What evolutionary theory will then accept a transition one third of the way through its history? Thus, as we ponder the
relevant era in light of this continuity, our consideration of the fundamental
unit of historical analysis will force us to consider something operating
independently of the actual ‘t-stream’ combinations of culture. Is there any
support for such a strange idea in the literature? Kwang-Chih Kwang, in The
Archaeology of Ancient China notes the turning point in the Chou era (eighth
century), and observes, “A new era in the history of North China began in the
Eastern Chou. In political history, ancient China consisted of the Shang and
Chou dynasties, but in cultural history, the subdivision may be placed at the
Middle of the Chou dynasty, dividing the Shang-Chou periods into two stages.”
[i]
Far too much analysis has been given to the question of why
science in the modern sense didn’t emerge in China. Despite being a very
advanced culture able to develop in isolation (though, please note, with nothing
like the emergentist democracy phenomenon), the emergence of modern science
appeared in a less developed region. But as we look at the eonic sequence, the
reason is clear. The mainline e-sequence tends to hug its basic center of
gravity, and diffusion rich fields near that.
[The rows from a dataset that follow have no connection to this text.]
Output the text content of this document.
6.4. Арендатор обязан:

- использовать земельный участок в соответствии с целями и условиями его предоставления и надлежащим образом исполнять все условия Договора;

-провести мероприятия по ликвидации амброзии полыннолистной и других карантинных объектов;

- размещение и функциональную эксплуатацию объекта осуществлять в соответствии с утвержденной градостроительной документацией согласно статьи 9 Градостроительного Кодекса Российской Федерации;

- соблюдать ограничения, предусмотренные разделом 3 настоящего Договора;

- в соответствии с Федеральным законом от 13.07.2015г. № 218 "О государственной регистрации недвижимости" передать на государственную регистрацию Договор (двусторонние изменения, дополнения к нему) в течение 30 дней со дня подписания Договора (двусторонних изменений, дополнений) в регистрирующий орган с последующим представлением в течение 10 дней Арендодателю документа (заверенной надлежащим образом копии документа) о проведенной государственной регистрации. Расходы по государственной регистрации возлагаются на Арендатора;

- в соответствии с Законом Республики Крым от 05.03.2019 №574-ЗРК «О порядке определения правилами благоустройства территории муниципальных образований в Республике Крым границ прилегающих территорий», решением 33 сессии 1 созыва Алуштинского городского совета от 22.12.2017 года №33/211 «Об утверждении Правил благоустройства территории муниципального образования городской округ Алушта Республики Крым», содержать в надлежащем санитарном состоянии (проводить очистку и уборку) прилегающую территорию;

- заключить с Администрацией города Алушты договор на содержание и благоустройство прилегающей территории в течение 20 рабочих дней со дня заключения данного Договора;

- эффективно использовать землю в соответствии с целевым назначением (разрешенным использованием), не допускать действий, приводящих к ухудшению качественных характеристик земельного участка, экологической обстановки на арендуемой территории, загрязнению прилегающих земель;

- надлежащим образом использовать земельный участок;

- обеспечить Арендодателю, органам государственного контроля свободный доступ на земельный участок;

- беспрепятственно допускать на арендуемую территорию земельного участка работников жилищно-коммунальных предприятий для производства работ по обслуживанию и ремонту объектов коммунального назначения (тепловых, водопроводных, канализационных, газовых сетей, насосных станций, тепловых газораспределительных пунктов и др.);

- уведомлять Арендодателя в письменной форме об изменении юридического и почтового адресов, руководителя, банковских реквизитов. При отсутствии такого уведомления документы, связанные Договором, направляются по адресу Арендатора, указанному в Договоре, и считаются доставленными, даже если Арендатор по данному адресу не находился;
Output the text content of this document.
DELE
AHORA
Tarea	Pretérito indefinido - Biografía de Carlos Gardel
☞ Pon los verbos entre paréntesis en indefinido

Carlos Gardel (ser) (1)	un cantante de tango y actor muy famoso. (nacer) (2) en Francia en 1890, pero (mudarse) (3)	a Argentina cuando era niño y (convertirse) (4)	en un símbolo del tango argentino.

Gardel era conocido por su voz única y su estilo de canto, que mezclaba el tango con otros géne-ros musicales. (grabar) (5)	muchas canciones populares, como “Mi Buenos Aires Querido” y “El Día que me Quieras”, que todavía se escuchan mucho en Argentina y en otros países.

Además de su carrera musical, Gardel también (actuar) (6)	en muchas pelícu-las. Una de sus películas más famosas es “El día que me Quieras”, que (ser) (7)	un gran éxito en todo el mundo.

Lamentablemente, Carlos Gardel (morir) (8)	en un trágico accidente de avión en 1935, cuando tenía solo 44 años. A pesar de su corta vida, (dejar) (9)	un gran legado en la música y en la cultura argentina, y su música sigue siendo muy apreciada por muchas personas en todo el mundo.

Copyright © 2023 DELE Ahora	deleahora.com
Comparing the Chinese and Greek transitions is interesting
because of the clear, but intangible, common denominator behind the clear
difference in historical generation, and the ringing chord of philosophic
‘enlightenment’ that comes ashore in spite of causal diversity. The history of
its transition is the history of its philosophic generation, and the
transposition of ‘science, mysticism, monotheism, philosophy, and political
ideology’ in recombination that shows a glimpse of the ‘eonic abstraction’ at
work. In the strange dynamism of the Taoism and Confucianism we find the
synchronous ‘eonic equivalent’ of the occidental monotheisms, an extraordinary
alternate universe that bypasses so many of the confusions that arise in the
west, and a clear indication that the forms of ‘revelation’ are in fact ‘free
action’. But the western religious forms will end better adapted to cultural
integration, at least in principle. In practice, the entry of the Chinese
philosophies into the West almost from the beginning of the modern era and their
popularity and influence on the philosophes shows the real case of greater
universality.
Note: Science and
Civilization in China The example of China is instructive, since it is so
lateral to the center of gravity of eonic sequence, yet shows uncommon
continuity, along with technical expertise that never, however, gets the full
‘eonic amplification’ of the emergent science all too obviously hugging the
‘central track’ out of Sumer. The recurrent birth of science is a function of
the triple phase track out of Sumer, with the mideonic efforts to keep it afloat
the gestating result by the Islamic world during the medieval slump. Even so we
find the invention of printing, gunpowder, and the compass as mideonic Chinese
inventions that dawdle in isolation to first cross a transition after diffusion
to the stepping stone region in the West. The attempts of Joseph Needham to
study emergent science in China are perhaps excessively focused on the wrong
factors. The main issue, given the ‘case of the missing centuries’, is the
center of gravity of the eonic sequence, not the claims of Western technical
superiority. China never even received the main early scientific texts, or had
the direct influence of the Ionian or other intimations much more available to
the ‘near-far’ Milesians. We see the clear difference of technosequence and the
intangible eonic determination.
[i] Kwang-Chih Kwang, The Archaeology of
Ancient China (New Haven: Yale University Press, 1977), p. 386.